Marcella has a can of Campbell’s tomato soup in the kitchen. Just one. She says it’s “in case of emergency”. I think that emergency *might* be “I won the lottery and want to splurge!!“, because this can cost her the equivalent of CAD$4.

Marcella also has a love that is deep and true… for Special K. I half thought I should buy her a cow when we were in Berlin, what with the amount of milk she went through for the sake of her beloved… But there’s no Special K in Brazil, so Marcella has found the next best thing:

Ondilège cereal is Casino brand—as in, the same brand in the Parisian grocery stores—and this one box will set you back 15,00 reals. Or, CAD$9.15. For breakfast cereal.

I don’t really have words.

But that might also be because of the throbbing pain in my finger for the last 24 hours… remember when Kath wrote about her thesis, and provided a clip of Pinky and the Brain? I’m not plagiarising her, or anything, but the play on words was just way too tempting.

Here’s pinky:

and here’s its brains:

How awesome is that? This is why Marcella and I are friends: an equal love of ridiculous kitchen items. Like ice cube trays… that produce brain ice cubes, redefining the phrase “brain freeze”. Heh.

So, here’s me using my head:

Stop me if you’ve heard *this* one before, but I WAS BAKING… and multitasking: I was also trying to make and eat lunch. Being too lazy (and without the counter space) to pull out the toaster, I tried to toast my bread over the gas stove… and had I known that the kitchen hid a pair of these:

I *might* not have been so inclined to use two forks as pincers… and then to grab the tines of the fork to reposition the bread mid-way through the laziest operation ever…

Who does that? WHO grabs hot metal?!?

Ouch.

After I’d gone through three brains, my water-logged finger still showed the signs of one and a half tines. Yarg.

I *can* say that that was the best damned toast I had EVER had, and the cookies weren’t bad either. I used this recipe from one of my favourite food porn websites—The Traveler’s Lunchbox—but added espresso instead of vanilla extract, reduced the sugar and added a mashed banana to try to recapture some of the lost moisture when I was without *actual* brown sugar.

This recipe is brill for two reasons: you melt the butter (so you don’t have to plan ahead for room temperature butter), and then you freeze the cookie dough balls, and can thereafter bake only as many as you want to have at a time.

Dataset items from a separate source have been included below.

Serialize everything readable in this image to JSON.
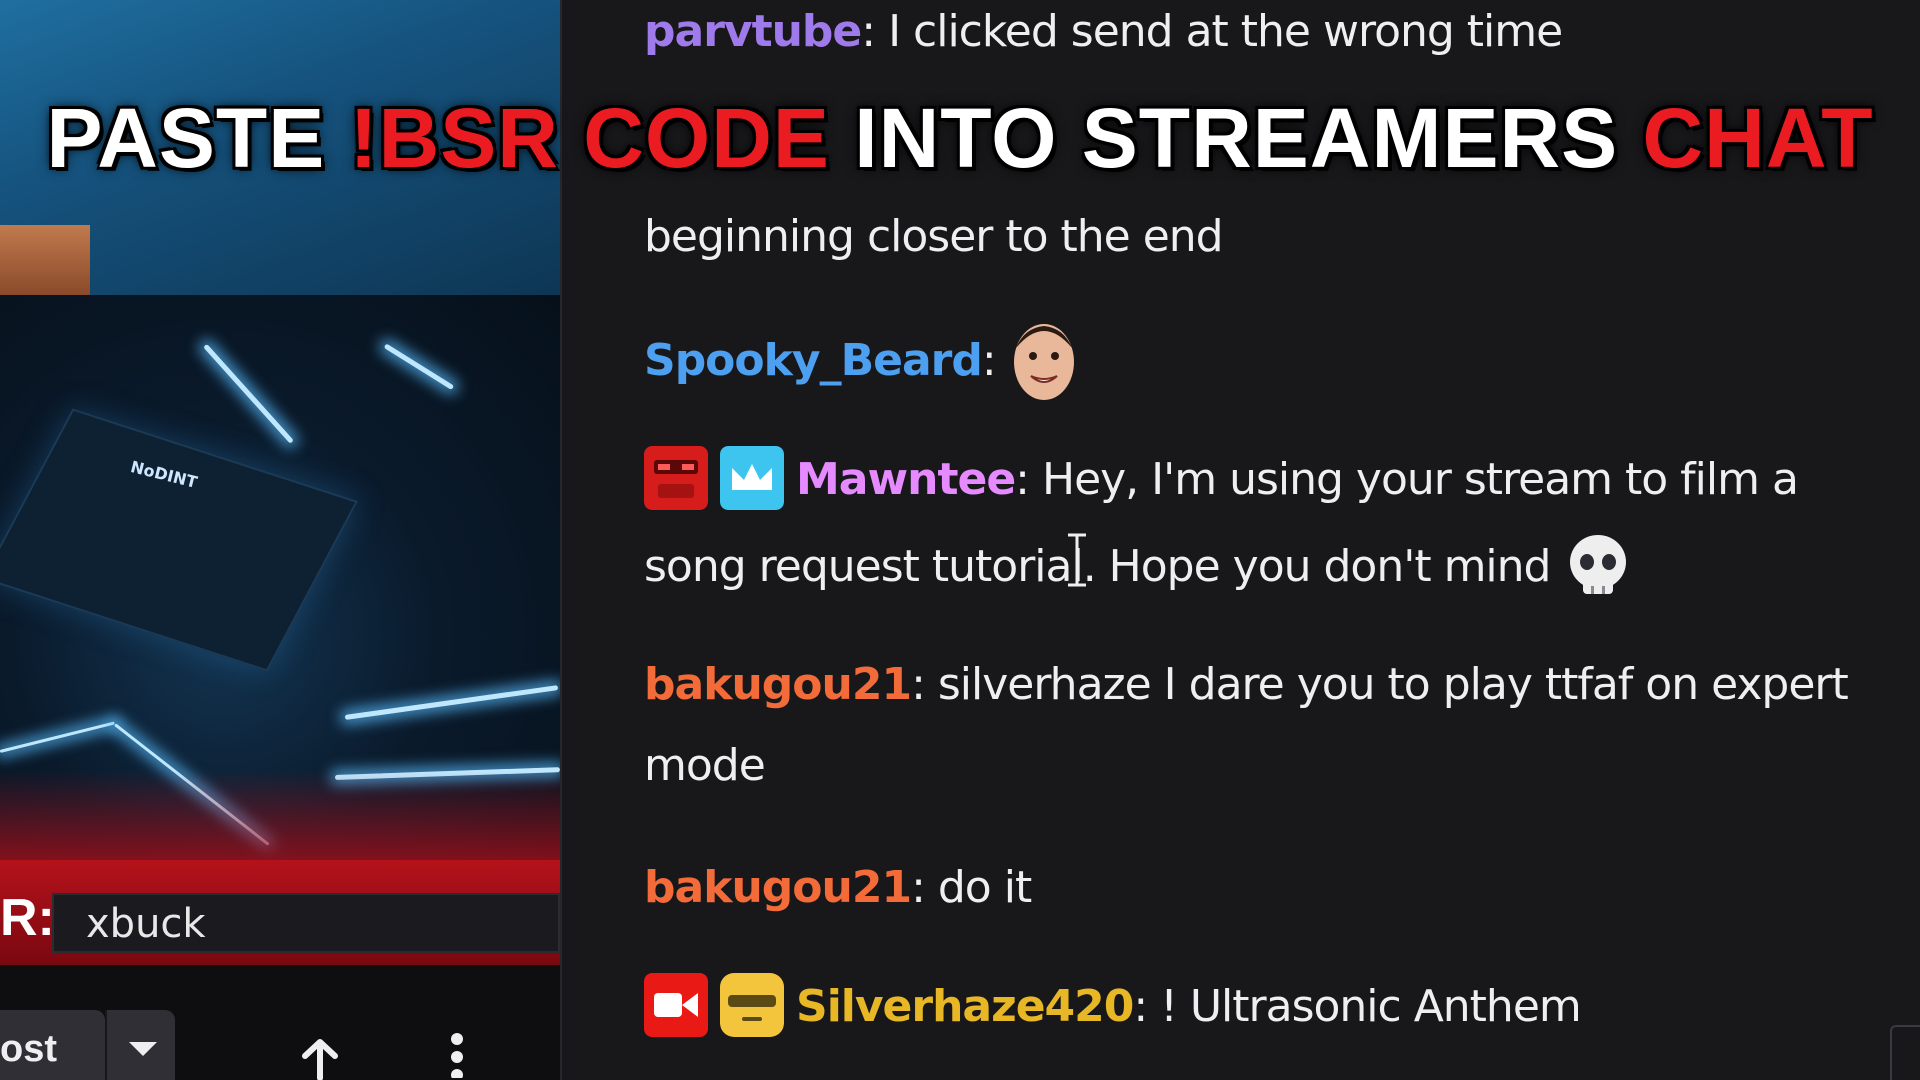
{
  "overlay": {
    "part1": "PASTE ",
    "part2": "!BSR CODE",
    "part3": " INTO STREAMERS ",
    "part4": "CHAT",
    "accent_color": "#ea1c22"
  },
  "stream": {
    "request_label": "R:",
    "request_value": "xbuck",
    "block_text": "NoDINT",
    "boost_label": "ost",
    "icons": [
      "chevron-down-icon",
      "share-icon",
      "more-vertical-icon"
    ]
  },
  "chat": {
    "messages": [
      {
        "user": "parvtube",
        "color": "#9f7aea",
        "text": " I clicked send at the wrong time"
      },
      {
        "text": "beginning closer to the end"
      },
      {
        "user": "Spooky_Beard",
        "color": "#4d9ff0",
        "text": "",
        "emote": "face-emote"
      },
      {
        "user": "Mawntee",
        "color": "#e58bff",
        "badges": [
          "red-robot-badge",
          "crown-badge"
        ],
        "text": " Hey, I'm using your stream to film a",
        "continuation": "song request tutorial. Hope you don't mind",
        "emote": "skull-emote"
      },
      {
        "user": "bakugou21",
        "color": "#f26b38",
        "text": " silverhaze I dare you to play ttfaf on expert",
        "continuation": "mode"
      },
      {
        "user": "bakugou21",
        "color": "#f26b38",
        "text": " do it"
      },
      {
        "user": "Silverhaze420",
        "color": "#e8b725",
        "badges": [
          "broadcaster-badge",
          "sunglasses-badge"
        ],
        "text": " ! Ultrasonic Anthem"
      }
    ],
    "separator": ":"
  }
}
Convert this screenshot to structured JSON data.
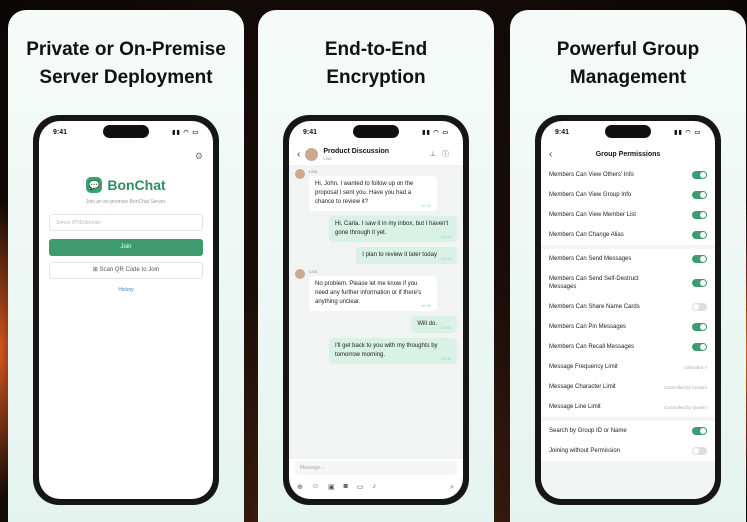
{
  "cards": {
    "c1": {
      "title": "Private or On-Premise\nServer Deployment"
    },
    "c2": {
      "title": "End-to-End\nEncryption"
    },
    "c3": {
      "title": "Powerful Group\nManagement"
    }
  },
  "status_time": "9:41",
  "phone1": {
    "app_name": "BonChat",
    "subtitle": "Join an on-premise BonChat Server.",
    "input_placeholder": "Server IP/ID/domain",
    "join_label": "Join",
    "qr_label": "Scan QR Code to Join",
    "history_label": "History"
  },
  "phone2": {
    "title": "Product Discussion",
    "subtitle": "Lisa",
    "composer_placeholder": "Message...",
    "messages": [
      {
        "from": "Lisa",
        "text": "Hi, John. I wanted to follow up on the proposal I sent you. Have you had a chance to review it?",
        "time": "10:32",
        "mine": false
      },
      {
        "text": "Hi, Carla. I saw it in my inbox, but I haven't gone through it yet.",
        "time": "10:33",
        "mine": true
      },
      {
        "text": "I plan to review it later today",
        "time": "10:35",
        "mine": true
      },
      {
        "from": "Lisa",
        "text": "No problem. Please let me know if you need any further information or if there's anything unclear.",
        "time": "10:35",
        "mine": false
      },
      {
        "text": "Will do.",
        "time": "10:35",
        "mine": true
      },
      {
        "text": "I'll get back to you with my thoughts by tomorrow morning.",
        "time": "10:36",
        "mine": true
      }
    ]
  },
  "phone3": {
    "title": "Group Permissions",
    "groups": [
      [
        {
          "label": "Members Can View Others' Info",
          "toggle": true
        },
        {
          "label": "Members Can View Group Info",
          "toggle": true
        },
        {
          "label": "Members Can View Member List",
          "toggle": true
        },
        {
          "label": "Members Can Change Alias",
          "toggle": true
        }
      ],
      [
        {
          "label": "Members Can Send Messages",
          "toggle": true
        },
        {
          "label": "Members Can Send Self-Destruct Messages",
          "toggle": true
        },
        {
          "label": "Members Can Share Name Cards",
          "toggle": false
        },
        {
          "label": "Members Can Pin Messages",
          "toggle": true
        },
        {
          "label": "Members Can Recall Messages",
          "toggle": true
        },
        {
          "label": "Message Frequency Limit",
          "value": "Unlimited >"
        },
        {
          "label": "Message Character Limit",
          "value": "Controlled by System"
        },
        {
          "label": "Message Line Limit",
          "value": "Controlled by System"
        }
      ],
      [
        {
          "label": "Search by Group ID or Name",
          "toggle": true
        },
        {
          "label": "Joining without Permission",
          "toggle": false
        }
      ]
    ]
  }
}
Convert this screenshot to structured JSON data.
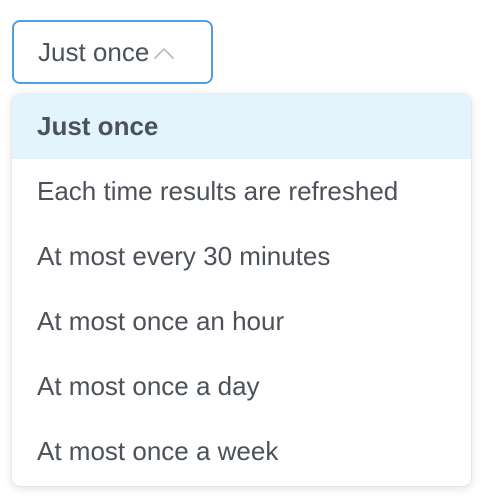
{
  "select": {
    "value": "Just once",
    "icon": "chevron-up-icon",
    "accent_color": "#509ee3"
  },
  "dropdown": {
    "selected_index": 0,
    "highlight_color": "#e3f4fd",
    "options": [
      {
        "label": "Just once"
      },
      {
        "label": "Each time results are refreshed"
      },
      {
        "label": "At most every 30 minutes"
      },
      {
        "label": "At most once an hour"
      },
      {
        "label": "At most once a day"
      },
      {
        "label": "At most once a week"
      }
    ]
  }
}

See how it’s glossier than “normal” creamed-sugar-and-butter cookie dough?

And then, frozen:

I wrapped them up in threes, and we baked six of them for dessert:

and in the end, they were a bit less pretty than they might have been, had I actually used brown sugar—they just sorta looked like they could use a couple of hours in the sun, you know? But they were baked to happiness, and I wasn’t going to overdo it for the sake of aesthetics. The banana flavour was very faint and, I think, a nice way to decrease the sugars… but I bet these are inSANE when the recipe’s followed to a T.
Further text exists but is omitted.